Parodontitis vorbeugen

Insbesondere der tägliche und gründliche Gebrauch von Zahnzwischenraumbürsten hilft, Zahnbelag an entscheidenden Stellen zu entfernen. Bei engen Zahnzwischenräumen kann stattdessen auch Zahnseide eingesetzt werden. So entstehen Entzündung und blutendes Zahnfleisch gar nicht erst. Zudem wichtig: Bei halbjährlichen Kontrollen kann der Zahnarzt erste Anzeichen einer Zahnfleischentzündung erkennen und entsprechend behandeln. Eine professionelle Zahnreinigung (PZR) je nach individuellem Bedarf wirkt ebenso vorbeugend. So ist zu erkennen, dass Personen die regelmäßig eine PZR durchführen lassen, bis zu 50 Prozent weniger an einer Parodontitis leiden. Zur sorgfältigen Mundhygiene gehört ebenfalls zweimal täglich mindestens zwei Minuten gründlich Zähneputzen.

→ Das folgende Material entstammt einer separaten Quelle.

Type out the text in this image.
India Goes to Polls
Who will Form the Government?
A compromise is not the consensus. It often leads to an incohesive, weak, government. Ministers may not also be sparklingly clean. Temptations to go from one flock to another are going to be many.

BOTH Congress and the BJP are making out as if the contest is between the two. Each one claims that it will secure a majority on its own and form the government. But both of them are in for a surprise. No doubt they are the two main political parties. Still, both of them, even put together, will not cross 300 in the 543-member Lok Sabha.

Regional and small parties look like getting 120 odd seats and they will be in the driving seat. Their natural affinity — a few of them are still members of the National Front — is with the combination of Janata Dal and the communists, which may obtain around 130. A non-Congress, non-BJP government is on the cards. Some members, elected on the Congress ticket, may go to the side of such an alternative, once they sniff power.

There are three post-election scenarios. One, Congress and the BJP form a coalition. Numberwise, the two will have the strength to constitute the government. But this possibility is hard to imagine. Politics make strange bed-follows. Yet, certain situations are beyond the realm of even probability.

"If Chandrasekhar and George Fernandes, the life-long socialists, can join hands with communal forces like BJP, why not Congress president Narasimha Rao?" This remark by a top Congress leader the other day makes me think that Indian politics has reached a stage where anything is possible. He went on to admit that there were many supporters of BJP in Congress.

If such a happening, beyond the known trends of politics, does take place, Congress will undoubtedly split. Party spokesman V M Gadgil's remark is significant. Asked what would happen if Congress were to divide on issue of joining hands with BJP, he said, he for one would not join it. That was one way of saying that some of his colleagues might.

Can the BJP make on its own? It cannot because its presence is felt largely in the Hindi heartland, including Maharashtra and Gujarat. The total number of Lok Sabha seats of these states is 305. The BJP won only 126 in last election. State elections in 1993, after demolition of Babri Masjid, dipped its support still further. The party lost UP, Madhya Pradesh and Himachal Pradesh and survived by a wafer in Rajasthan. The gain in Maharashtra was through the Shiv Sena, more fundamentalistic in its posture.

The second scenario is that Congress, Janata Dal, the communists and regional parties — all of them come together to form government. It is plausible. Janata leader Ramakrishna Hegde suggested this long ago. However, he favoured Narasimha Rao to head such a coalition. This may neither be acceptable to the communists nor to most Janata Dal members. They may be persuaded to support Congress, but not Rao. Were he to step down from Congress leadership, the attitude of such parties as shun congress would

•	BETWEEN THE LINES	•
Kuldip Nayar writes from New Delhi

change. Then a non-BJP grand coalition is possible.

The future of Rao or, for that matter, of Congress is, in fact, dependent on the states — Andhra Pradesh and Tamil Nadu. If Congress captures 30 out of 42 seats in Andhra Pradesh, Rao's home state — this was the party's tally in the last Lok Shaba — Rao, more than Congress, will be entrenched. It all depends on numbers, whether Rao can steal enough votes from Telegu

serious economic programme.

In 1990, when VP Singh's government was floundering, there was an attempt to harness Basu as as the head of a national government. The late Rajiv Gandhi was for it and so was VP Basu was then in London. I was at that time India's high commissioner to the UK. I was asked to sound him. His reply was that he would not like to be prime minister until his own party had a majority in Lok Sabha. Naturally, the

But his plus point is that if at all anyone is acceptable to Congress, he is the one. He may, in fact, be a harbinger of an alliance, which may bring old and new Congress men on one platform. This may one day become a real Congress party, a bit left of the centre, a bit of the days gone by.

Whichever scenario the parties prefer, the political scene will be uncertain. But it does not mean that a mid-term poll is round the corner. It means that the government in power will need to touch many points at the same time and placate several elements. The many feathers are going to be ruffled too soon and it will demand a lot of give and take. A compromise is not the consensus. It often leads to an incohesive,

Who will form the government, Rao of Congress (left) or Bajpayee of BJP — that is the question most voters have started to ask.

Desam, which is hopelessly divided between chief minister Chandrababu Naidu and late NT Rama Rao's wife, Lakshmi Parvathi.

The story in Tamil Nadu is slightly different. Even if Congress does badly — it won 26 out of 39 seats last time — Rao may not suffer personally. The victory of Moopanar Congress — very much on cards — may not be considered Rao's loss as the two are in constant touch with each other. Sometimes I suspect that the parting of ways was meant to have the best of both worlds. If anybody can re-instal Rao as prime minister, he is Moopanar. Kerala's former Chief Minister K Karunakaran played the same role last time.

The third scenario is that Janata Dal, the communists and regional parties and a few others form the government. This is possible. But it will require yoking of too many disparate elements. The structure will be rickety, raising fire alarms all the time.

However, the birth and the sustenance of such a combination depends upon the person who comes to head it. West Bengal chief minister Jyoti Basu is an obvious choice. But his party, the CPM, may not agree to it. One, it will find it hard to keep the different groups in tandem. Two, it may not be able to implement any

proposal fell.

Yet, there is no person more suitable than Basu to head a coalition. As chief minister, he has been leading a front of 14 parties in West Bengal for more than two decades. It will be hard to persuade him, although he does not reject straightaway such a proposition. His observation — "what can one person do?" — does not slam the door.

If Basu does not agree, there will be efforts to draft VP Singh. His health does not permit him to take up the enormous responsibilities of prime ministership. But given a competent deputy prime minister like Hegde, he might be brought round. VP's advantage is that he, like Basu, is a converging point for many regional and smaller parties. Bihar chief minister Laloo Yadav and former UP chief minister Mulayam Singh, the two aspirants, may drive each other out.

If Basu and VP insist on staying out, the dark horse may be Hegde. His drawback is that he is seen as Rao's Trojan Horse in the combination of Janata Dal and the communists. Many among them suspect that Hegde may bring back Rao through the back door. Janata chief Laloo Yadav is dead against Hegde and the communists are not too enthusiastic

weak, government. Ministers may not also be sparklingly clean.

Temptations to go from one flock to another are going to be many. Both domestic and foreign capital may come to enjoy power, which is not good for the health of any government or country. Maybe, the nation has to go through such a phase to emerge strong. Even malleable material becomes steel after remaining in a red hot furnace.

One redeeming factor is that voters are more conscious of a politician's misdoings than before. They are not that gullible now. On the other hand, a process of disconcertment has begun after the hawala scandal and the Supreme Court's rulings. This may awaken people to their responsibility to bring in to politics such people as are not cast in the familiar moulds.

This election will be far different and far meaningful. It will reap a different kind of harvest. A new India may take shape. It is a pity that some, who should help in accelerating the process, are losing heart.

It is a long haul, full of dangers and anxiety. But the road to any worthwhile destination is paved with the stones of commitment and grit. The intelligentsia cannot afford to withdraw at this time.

Parodontitis immer behandeln

Ohne Zahnbelag kann sich bei den meisten Menschen keine Entzündung bilden. Der Zahnarzt oder eine speziell geschulte Mitarbeiterin entfernt daher zu Beginn einer Behandlung die harten und weichen Beläge in mehreren Sitzungen. Denn generell gilt: Sind die Zähne gründlich gereinigt, poliert und fluoridiert, siedeln sich Bakterien schwerer an und die Entzündung geht zurück. Der Patient wird zudem intensiv in der Mundhygiene geschult. Das Ziel: verbessertes Zähneputzen zu Hause und intensiveres Reinigen der Zahnzwischenräume. Meist genügen diese Maßnahmen, um die Entzündung zu reduzieren.

Bei Parodontitis Zahnfleischtaschen reinigen

Tiefe Zahnfleischtaschen mit vielen Bakterien reinigt der Zahnarzt mit Ultraschallgeräten und verschiedenen Handinstrumenten. Tritt trotz der bisherigen Therapie keine Veränderung ein, kann der Zahnarzt die Taschen erneut reinigen und zusätzlich ein Antibiotikum einsetzen. Weiterhin verbleibende tiefe Taschen behandelt der Zahnarzt chirurgisch. Dabei kann der Behandler besser in schwer zugänglichen Bereichen reinigen.

Parodontitis ist eine chronische Erkrankung

Eine Parodontitis ist eine chronische Erkrankung. Was heißt das für Patienten? Wer einmal an einer Parodontitis erkrankt ist, muss dauerhaft nachsorgen. Je nach Erkrankungsrisiko sucht der Patient den Zahnarzt zwei bis viermal pro Jahr auf. Ein Teil der Parodontitistherapie ist die Professionelle Zahnreinigung (PZR). Sie trägt zum langfristigen Erfolg der Behandlung bei. Auch präventiv empfehlen Experten eine regelmäßige PZR.

Frauen in den Wechseljahren leiden häufig an Parodontitis

Hitzewallungen oder Schlafstörungen sind typische Symptome bei Frauen in den Wechseljahren. Die hormonellen Schwankungen können aber auch zu Zahnfleischentzündungen führen, zur sogenannten hormonellen Gingivitis. Das Zahnfleisch schwillt an, lässt schädigende Stoffwechselprodukte von Bakterien leichter passieren und blutet. Betroffene Frauen putzen häufig seltener und weniger gründlich als zuvor, um Schmerzen und Bluten zu vermeiden. Dies führt zu vermehrtem Belag, der eine Parodontitis fördern kann. Daher sollten Frauen in den Wechseljahren besonders gut auf eine sorgfältige Mundhygiene achten und halbjährlich Kontrolltermine bei ihrem Zahnarzt wahrnehmen.